Cosmic Baby chronology
| Fourteen Pieces (1996) | Heaven (1999) | Die Toteninsel (2006) |

= Heaven (Cosmic Baby album) =

Heaven is a music album by techno/trance artist Cosmic Baby which was released in 1999. It is Cosmic Baby's fourth full-length album. It was his final album before his break from recording as Cosmic Baby, as well as his final album in traditional Cosmic Baby style. At the end of 2006, he returned as Cosmic Baby with the album Industrie und Melodie.
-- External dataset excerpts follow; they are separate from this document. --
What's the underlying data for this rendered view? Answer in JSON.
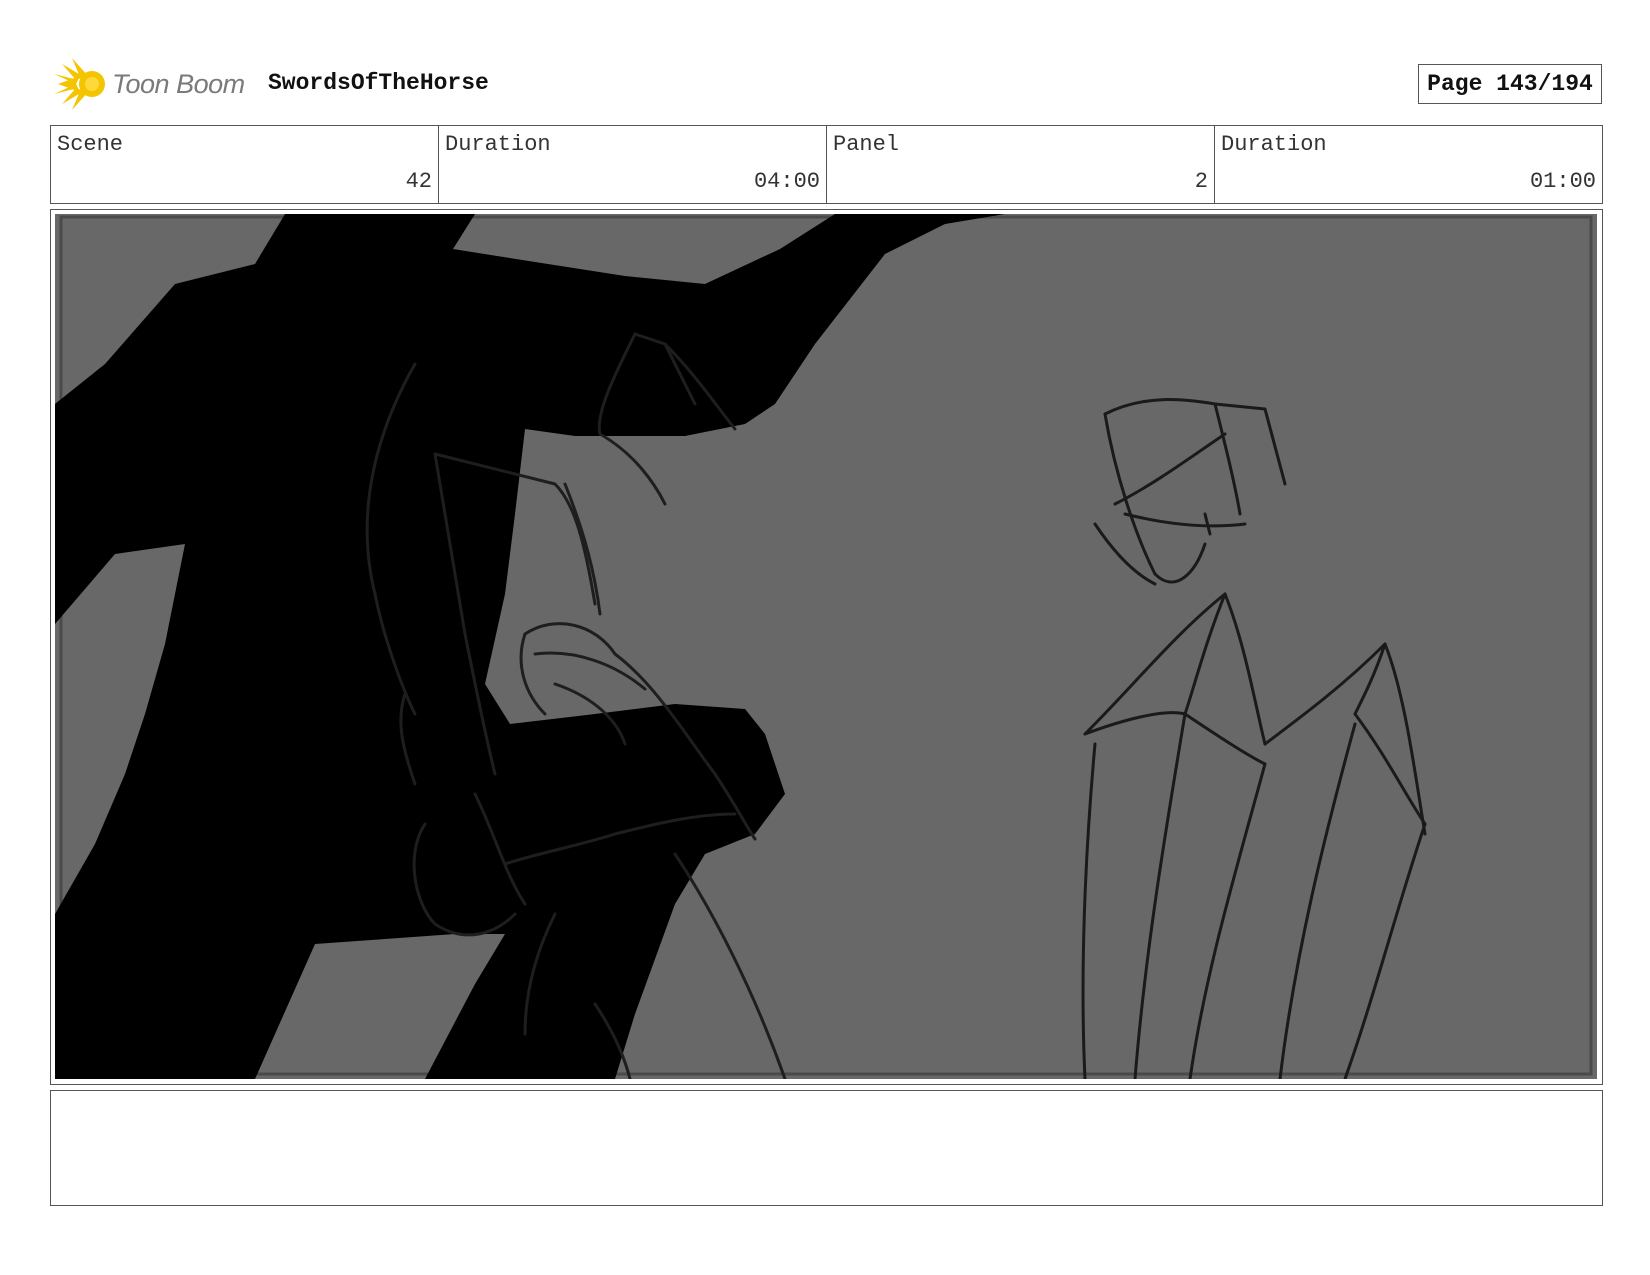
{
  "header": {
    "logo_text": "Toon Boom",
    "project_title": "SwordsOfTheHorse",
    "page_label": "Page 143/194"
  },
  "info": {
    "scene_label": "Scene",
    "scene_value": "42",
    "scene_duration_label": "Duration",
    "scene_duration_value": "04:00",
    "panel_label": "Panel",
    "panel_value": "2",
    "panel_duration_label": "Duration",
    "panel_duration_value": "01:00"
  },
  "notes": {
    "text": ""
  },
  "colors": {
    "background": "#686868",
    "silhouette": "#000000",
    "sketch_lines": "#1e1e1e",
    "logo_yellow": "#f5c400",
    "logo_text": "#7a7a7a"
  },
  "icons": {
    "logo": "toon-boom-star-icon"
  }
}
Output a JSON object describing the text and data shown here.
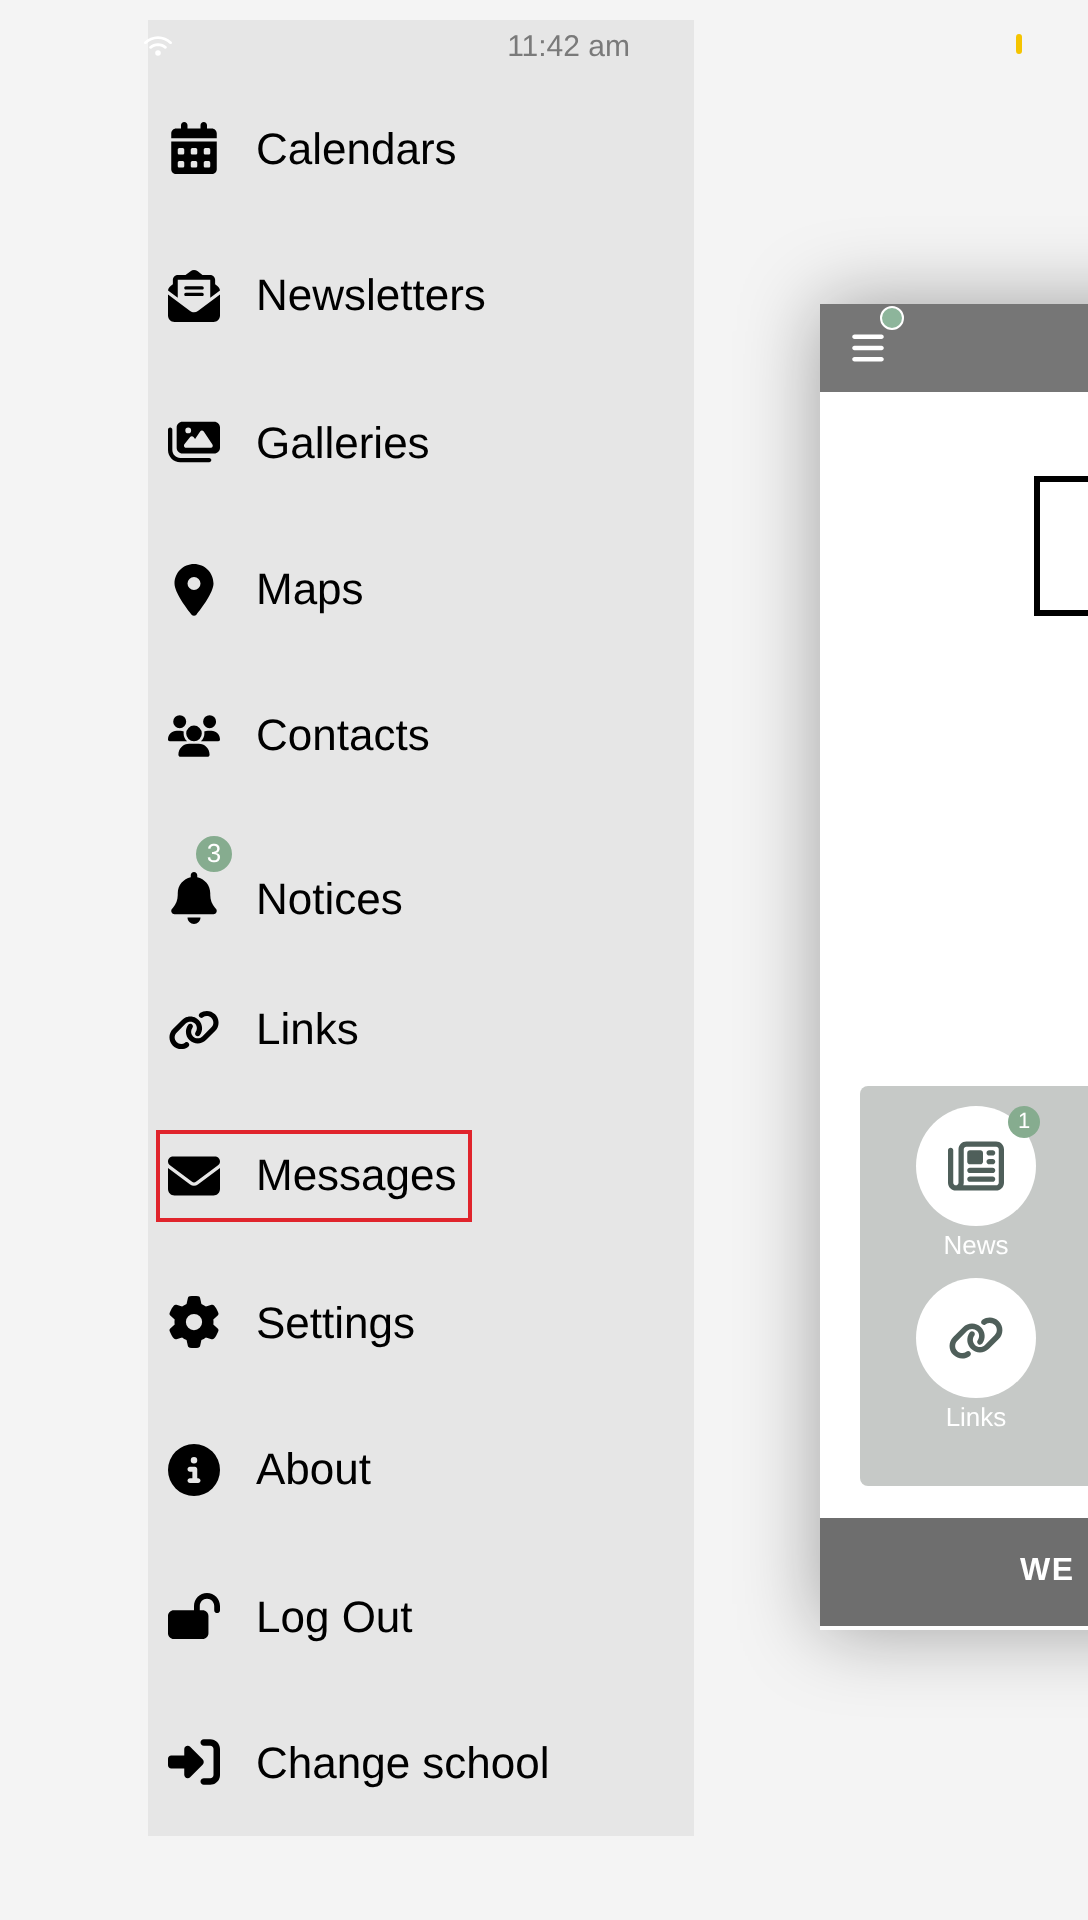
{
  "status_bar": {
    "time": "11:42 am"
  },
  "drawer": {
    "items": [
      {
        "label": "Calendars",
        "highlighted": false
      },
      {
        "label": "Newsletters",
        "highlighted": false
      },
      {
        "label": "Galleries",
        "highlighted": false
      },
      {
        "label": "Maps",
        "highlighted": false
      },
      {
        "label": "Contacts",
        "highlighted": false
      },
      {
        "label": "Notices",
        "highlighted": false,
        "badge": "3"
      },
      {
        "label": "Links",
        "highlighted": false
      },
      {
        "label": "Messages",
        "highlighted": true
      },
      {
        "label": "Settings",
        "highlighted": false
      },
      {
        "label": "About",
        "highlighted": false
      },
      {
        "label": "Log Out",
        "highlighted": false
      },
      {
        "label": "Change school",
        "highlighted": false
      }
    ]
  },
  "app_preview": {
    "tiles": [
      {
        "label": "News",
        "badge": "1"
      },
      {
        "label": "Links"
      }
    ],
    "footer": "WE"
  }
}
True to its title, the album has a rather airy and bright overall atmosphere. It feels like a concept album. The music has a typical late-nineties techno/trance sound, and also has elements of chill-out, Balearic beat, breakbeat, and electro. The track "Karma II" is a further elaboration of "Karma" from the previous album Fourteen Pieces. The track "Lucifer" is a cover version of the track of the same name by The Alan Parsons Project from the album Eve from 1979.

== Track listing ==

| No. | Title | Length |
|---|---|---|
| 1. | "Air" | 1:47 |
| 2. | "Der Flug" | 4:32 |
| 3. | "Casa del Mar" | 6:10 |
| 4. | "Würzburg" | 5:32 |
| 5. | "Good Times" | 5:48 |
| 6. | "To Another Plane" | 6:14 |
| 7. | "Suite Russe" | 1:51 |
| 8. | "Sketches in Spring" | 7:22 |
| 9. | "Lunaris" | 6:16 |
| 10. | "Joy" | 7:41 |
| 11. | "Vapeur et Piano" | 2:06 |
| 12. | "Karma II" | 7:19 |
| 13. | "Lucifer" | 7:26 |
| 14. | "Planetenmelodie" | 7:11 |
| Total length: |  | 77:19 |

== Trivia ==
- A bootleg titled Age of Silence was released under the name of Jean Michel Jarre; this bootleg is in fact Heaven by Cosmic Baby.